Le talent ne suffit pas au large. Longtemps leader, le marin Tom Laperche a vu sa course autour du monde stoppée par une collision malchanceuse. Après 11 jours de réparation, il a été contraint à l'abandon au Cap.
Lundi matin, la fin de l'aventure débutée le 7 janvier a été actée, devant «l'ampleur des dégâts», trop importante pour que le navigateur de SVR-Lazartigue puisse espérer repartir à temps dans cet Ultim Challenge.
«C'est forcément difficile à accepter», a reconnu Laperche, 26 ans, qui n'avait encore jamais abandonné une course au large, «j'avais envie d'y croire, d'espérer qu'on pouvait réparer rapidement».
La désillusion est de taille pour cet habitué des avant-postes, considéré sur les pontons comme un prodige de la course au large depuis sa victoire à la Solitaire du Figaro en 2022.
Au moment de la collision entre son voilier bleu et un objet non-identifié mercredi 17 janvier, il était au contact du Maxi Edmond de Rothschild de Charles Caudrelier.
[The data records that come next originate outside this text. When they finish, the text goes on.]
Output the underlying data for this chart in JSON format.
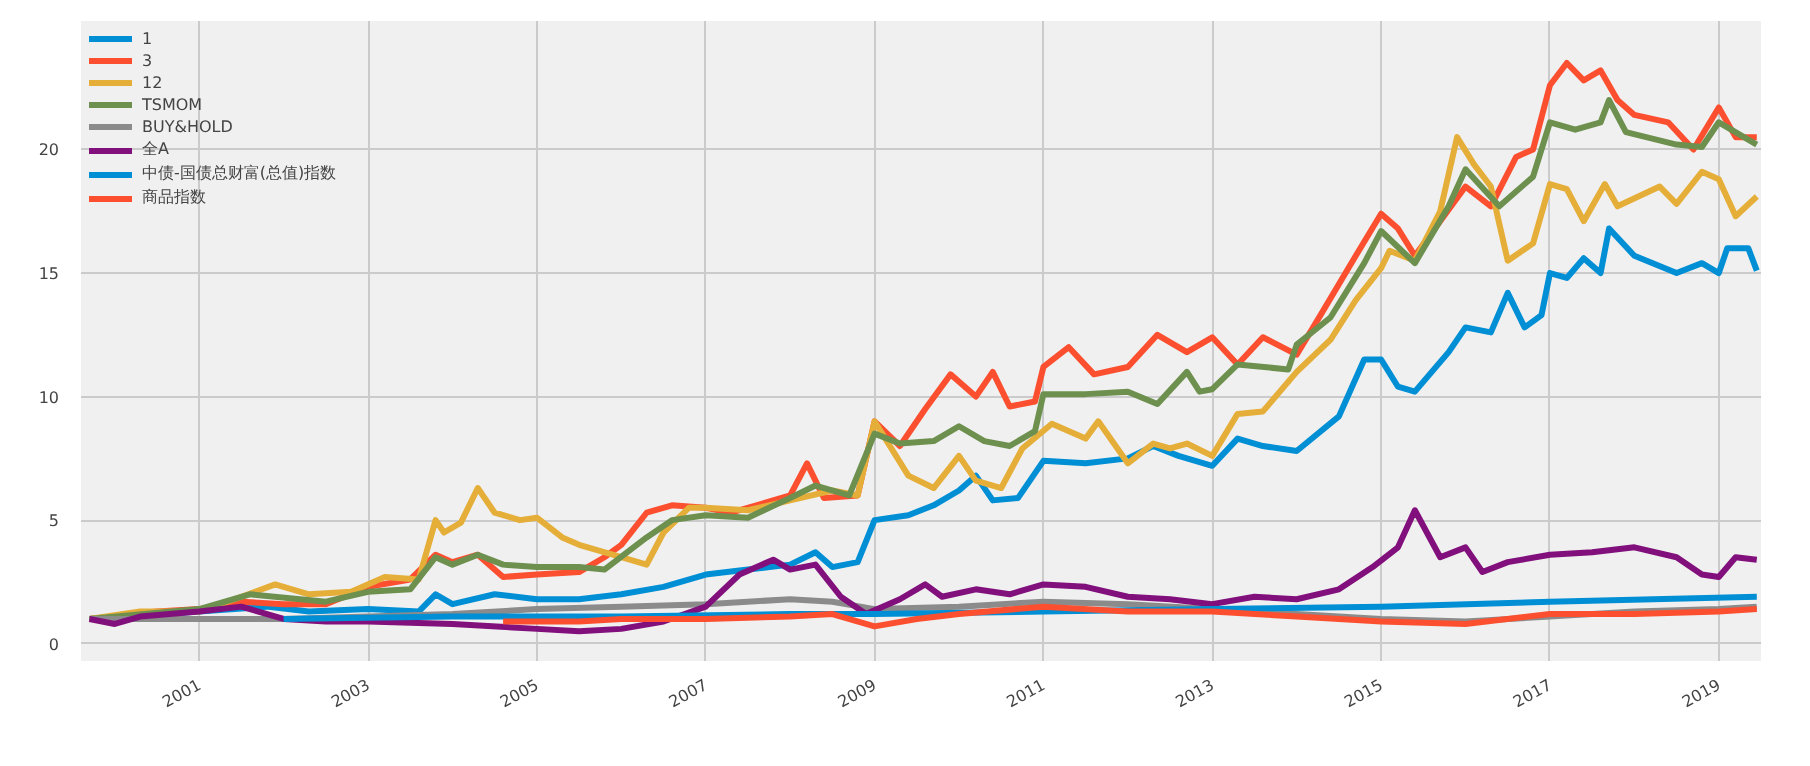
{
  "chart_data": {
    "type": "line",
    "xlim": [
      1999.6,
      2019.5
    ],
    "ylim": [
      -0.7,
      25.2
    ],
    "xticks": [
      2001,
      2003,
      2005,
      2007,
      2009,
      2011,
      2013,
      2015,
      2017,
      2019
    ],
    "yticks": [
      0,
      5,
      10,
      15,
      20
    ],
    "grid": true,
    "legend": "top left",
    "line_style": "solid",
    "marker": "none",
    "series": [
      {
        "name": "1",
        "color": "#008fd5",
        "x": [
          1999.7,
          2001,
          2001.8,
          2002.3,
          2003,
          2003.6,
          2003.8,
          2004,
          2004.5,
          2005,
          2005.5,
          2006,
          2006.5,
          2007,
          2007.5,
          2008,
          2008.3,
          2008.5,
          2008.8,
          2009,
          2009.4,
          2009.7,
          2010,
          2010.2,
          2010.4,
          2010.7,
          2011,
          2011.5,
          2012,
          2012.3,
          2012.6,
          2013,
          2013.3,
          2013.6,
          2014,
          2014.5,
          2014.8,
          2015,
          2015.2,
          2015.4,
          2015.8,
          2016,
          2016.3,
          2016.5,
          2016.7,
          2016.9,
          2017,
          2017.2,
          2017.4,
          2017.6,
          2017.7,
          2018,
          2018.5,
          2018.8,
          2019,
          2019.1,
          2019.35,
          2019.45
        ],
        "values": [
          1.0,
          1.3,
          1.5,
          1.3,
          1.4,
          1.3,
          2.0,
          1.6,
          2.0,
          1.8,
          1.8,
          2.0,
          2.3,
          2.8,
          3.0,
          3.2,
          3.7,
          3.1,
          3.3,
          5.0,
          5.2,
          5.6,
          6.2,
          6.8,
          5.8,
          5.9,
          7.4,
          7.3,
          7.5,
          8.0,
          7.6,
          7.2,
          8.3,
          8.0,
          7.8,
          9.2,
          11.5,
          11.5,
          10.4,
          10.2,
          11.8,
          12.8,
          12.6,
          14.2,
          12.8,
          13.3,
          15.0,
          14.8,
          15.6,
          15.0,
          16.8,
          15.7,
          15.0,
          15.4,
          15.0,
          16.0,
          16.0,
          15.1
        ]
      },
      {
        "name": "3",
        "color": "#fc4f30",
        "x": [
          1999.7,
          2000.5,
          2001,
          2001.5,
          2002,
          2002.5,
          2003,
          2003.5,
          2003.8,
          2004,
          2004.3,
          2004.6,
          2005,
          2005.5,
          2005.8,
          2006,
          2006.3,
          2006.6,
          2007,
          2007.3,
          2007.6,
          2008,
          2008.2,
          2008.4,
          2008.8,
          2009,
          2009.3,
          2009.6,
          2009.9,
          2010.2,
          2010.4,
          2010.6,
          2010.9,
          2011,
          2011.3,
          2011.6,
          2012,
          2012.35,
          2012.7,
          2013,
          2013.3,
          2013.6,
          2014,
          2014.3,
          2014.7,
          2015,
          2015.2,
          2015.4,
          2015.7,
          2016,
          2016.3,
          2016.6,
          2016.8,
          2017,
          2017.2,
          2017.4,
          2017.6,
          2017.8,
          2018,
          2018.4,
          2018.7,
          2019,
          2019.2,
          2019.45
        ],
        "values": [
          1.0,
          1.3,
          1.4,
          1.7,
          1.6,
          1.6,
          2.3,
          2.6,
          3.6,
          3.3,
          3.6,
          2.7,
          2.8,
          2.9,
          3.5,
          4.0,
          5.3,
          5.6,
          5.5,
          5.3,
          5.6,
          6.0,
          7.3,
          5.9,
          6.0,
          9.0,
          8.0,
          9.5,
          10.9,
          10.0,
          11.0,
          9.6,
          9.8,
          11.2,
          12.0,
          10.9,
          11.2,
          12.5,
          11.8,
          12.4,
          11.3,
          12.4,
          11.7,
          13.4,
          15.7,
          17.4,
          16.8,
          15.7,
          17.1,
          18.5,
          17.7,
          19.7,
          20.0,
          22.6,
          23.5,
          22.8,
          23.2,
          22.0,
          21.4,
          21.1,
          20.0,
          21.7,
          20.5,
          20.5
        ]
      },
      {
        "name": "12",
        "color": "#e5ae38",
        "x": [
          1999.7,
          2000.3,
          2001,
          2001.5,
          2001.9,
          2002.3,
          2002.8,
          2003.2,
          2003.6,
          2003.8,
          2003.9,
          2004.1,
          2004.3,
          2004.5,
          2004.8,
          2005,
          2005.3,
          2005.5,
          2006,
          2006.3,
          2006.5,
          2006.8,
          2007,
          2007.5,
          2008,
          2008.5,
          2008.8,
          2009,
          2009.4,
          2009.7,
          2010,
          2010.2,
          2010.5,
          2010.75,
          2011.1,
          2011.5,
          2011.65,
          2012,
          2012.3,
          2012.5,
          2012.7,
          2013,
          2013.3,
          2013.6,
          2014,
          2014.4,
          2014.7,
          2015,
          2015.1,
          2015.4,
          2015.7,
          2015.9,
          2016.1,
          2016.3,
          2016.5,
          2016.8,
          2017,
          2017.2,
          2017.4,
          2017.65,
          2017.8,
          2018.3,
          2018.5,
          2018.8,
          2019,
          2019.2,
          2019.45
        ],
        "values": [
          1.0,
          1.3,
          1.3,
          1.9,
          2.4,
          2.0,
          2.1,
          2.7,
          2.6,
          5.0,
          4.5,
          4.9,
          6.3,
          5.3,
          5.0,
          5.1,
          4.3,
          4.0,
          3.5,
          3.2,
          4.5,
          5.5,
          5.5,
          5.4,
          5.8,
          6.2,
          6.0,
          9.0,
          6.8,
          6.3,
          7.6,
          6.6,
          6.3,
          7.9,
          8.9,
          8.3,
          9.0,
          7.3,
          8.1,
          7.9,
          8.1,
          7.6,
          9.3,
          9.4,
          11.0,
          12.3,
          13.9,
          15.2,
          15.9,
          15.5,
          17.5,
          20.5,
          19.4,
          18.5,
          15.5,
          16.2,
          18.6,
          18.4,
          17.1,
          18.6,
          17.7,
          18.5,
          17.8,
          19.1,
          18.8,
          17.3,
          18.1
        ]
      },
      {
        "name": "TSMOM",
        "color": "#6d904f",
        "x": [
          1999.7,
          2001,
          2001.6,
          2002.5,
          2003,
          2003.5,
          2003.8,
          2004,
          2004.3,
          2004.6,
          2005,
          2005.5,
          2005.8,
          2006.3,
          2006.6,
          2007,
          2007.5,
          2008,
          2008.3,
          2008.7,
          2009,
          2009.3,
          2009.7,
          2010,
          2010.3,
          2010.6,
          2010.9,
          2011,
          2011.5,
          2012,
          2012.35,
          2012.7,
          2012.85,
          2013,
          2013.3,
          2013.9,
          2014,
          2014.4,
          2014.8,
          2015,
          2015.4,
          2015.8,
          2016,
          2016.4,
          2016.8,
          2017,
          2017.3,
          2017.6,
          2017.7,
          2017.9,
          2018.5,
          2018.8,
          2019,
          2019.45
        ],
        "values": [
          1.0,
          1.4,
          2.0,
          1.7,
          2.1,
          2.2,
          3.5,
          3.2,
          3.6,
          3.2,
          3.1,
          3.1,
          3.0,
          4.3,
          5.0,
          5.2,
          5.1,
          5.9,
          6.4,
          6.0,
          8.5,
          8.1,
          8.2,
          8.8,
          8.2,
          8.0,
          8.6,
          10.1,
          10.1,
          10.2,
          9.7,
          11.0,
          10.2,
          10.3,
          11.3,
          11.1,
          12.1,
          13.2,
          15.4,
          16.7,
          15.4,
          17.7,
          19.2,
          17.7,
          18.9,
          21.1,
          20.8,
          21.1,
          22.0,
          20.7,
          20.2,
          20.1,
          21.1,
          20.2
        ]
      },
      {
        "name": "BUY&HOLD",
        "color": "#8b8b8b",
        "x": [
          1999.7,
          2001,
          2002,
          2003,
          2004,
          2005,
          2006,
          2007,
          2008,
          2008.5,
          2009,
          2010,
          2011,
          2012,
          2013,
          2014,
          2015,
          2016,
          2017,
          2018,
          2019,
          2019.45
        ],
        "values": [
          1.0,
          1.0,
          1.0,
          1.1,
          1.2,
          1.4,
          1.5,
          1.6,
          1.8,
          1.7,
          1.4,
          1.5,
          1.7,
          1.6,
          1.4,
          1.2,
          1.0,
          0.9,
          1.1,
          1.3,
          1.4,
          1.5
        ]
      },
      {
        "name": "全A",
        "color": "#810f7c",
        "x": [
          1999.7,
          2000,
          2000.3,
          2001,
          2001.5,
          2002,
          2002.5,
          2003,
          2004,
          2005,
          2005.5,
          2006,
          2006.5,
          2007,
          2007.4,
          2007.8,
          2008,
          2008.3,
          2008.6,
          2008.9,
          2009.3,
          2009.6,
          2009.8,
          2010.2,
          2010.6,
          2011,
          2011.5,
          2012,
          2012.5,
          2013,
          2013.5,
          2014,
          2014.5,
          2014.9,
          2015.2,
          2015.4,
          2015.7,
          2016,
          2016.2,
          2016.5,
          2017,
          2017.5,
          2018,
          2018.5,
          2018.8,
          2019,
          2019.2,
          2019.45
        ],
        "values": [
          1.0,
          0.8,
          1.1,
          1.3,
          1.5,
          1.0,
          0.9,
          0.9,
          0.8,
          0.6,
          0.5,
          0.6,
          0.9,
          1.5,
          2.8,
          3.4,
          3.0,
          3.2,
          1.9,
          1.2,
          1.8,
          2.4,
          1.9,
          2.2,
          2.0,
          2.4,
          2.3,
          1.9,
          1.8,
          1.6,
          1.9,
          1.8,
          2.2,
          3.1,
          3.9,
          5.4,
          3.5,
          3.9,
          2.9,
          3.3,
          3.6,
          3.7,
          3.9,
          3.5,
          2.8,
          2.7,
          3.5,
          3.4
        ]
      },
      {
        "name": "中债-国债总财富(总值)指数",
        "color": "#008fd5",
        "x": [
          2002,
          2004,
          2006,
          2008,
          2009,
          2011,
          2013,
          2015,
          2017,
          2019.45
        ],
        "values": [
          1.0,
          1.1,
          1.1,
          1.2,
          1.2,
          1.3,
          1.4,
          1.5,
          1.7,
          1.9
        ]
      },
      {
        "name": "商品指数",
        "color": "#fc4f30",
        "x": [
          2004.6,
          2005.5,
          2006,
          2007,
          2008,
          2008.5,
          2009,
          2009.5,
          2010,
          2011,
          2012,
          2013,
          2014,
          2015,
          2016,
          2017,
          2018,
          2019,
          2019.45
        ],
        "values": [
          0.9,
          0.9,
          1.0,
          1.0,
          1.1,
          1.2,
          0.7,
          1.0,
          1.2,
          1.5,
          1.3,
          1.3,
          1.1,
          0.9,
          0.8,
          1.2,
          1.2,
          1.3,
          1.4
        ]
      }
    ]
  }
}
«Le bateau allait bien jusque-là, il se faisait plaisir. C'est hyper dur, pour le bateau, pour moi et toute l'équipe», avait-il soufflé. Ses concurrents poursuivent désormais leur route Caudrelier en tête, le Cap Horn dans le viseur.
Gabart mentor
«Une fois que j'avais le diagnostic et que je savais que ça n'allait pas aller plus loin, j'ai explosé. J'ai hurlé comme rarement j'ai hurlé dans ma vie (...) En une fraction de seconde, il y a tout qui s'écroule», s'est-il lamenté.
«Au vu de la taille de l'ouverture dans le fond de coque, on estime qu'il n'est pas envisageable de repartir. Cela nécessiterait des travaux très lourds, très longs et nous n'avons pas forcément la capacité de le faire ici», au Cap, a expliqué Cécile Andrieu, la team manager.
«On est tous très fiers de ce qu'il est. Cela fait des années que je le vois naviguer et je vois tout le talent qu'il a, sa capacité humaine à gérer des moments difficiles, à anticiper, c'est vraiment quelqu'un d'incroyable», le complimentait François Gabart avant l'abandon.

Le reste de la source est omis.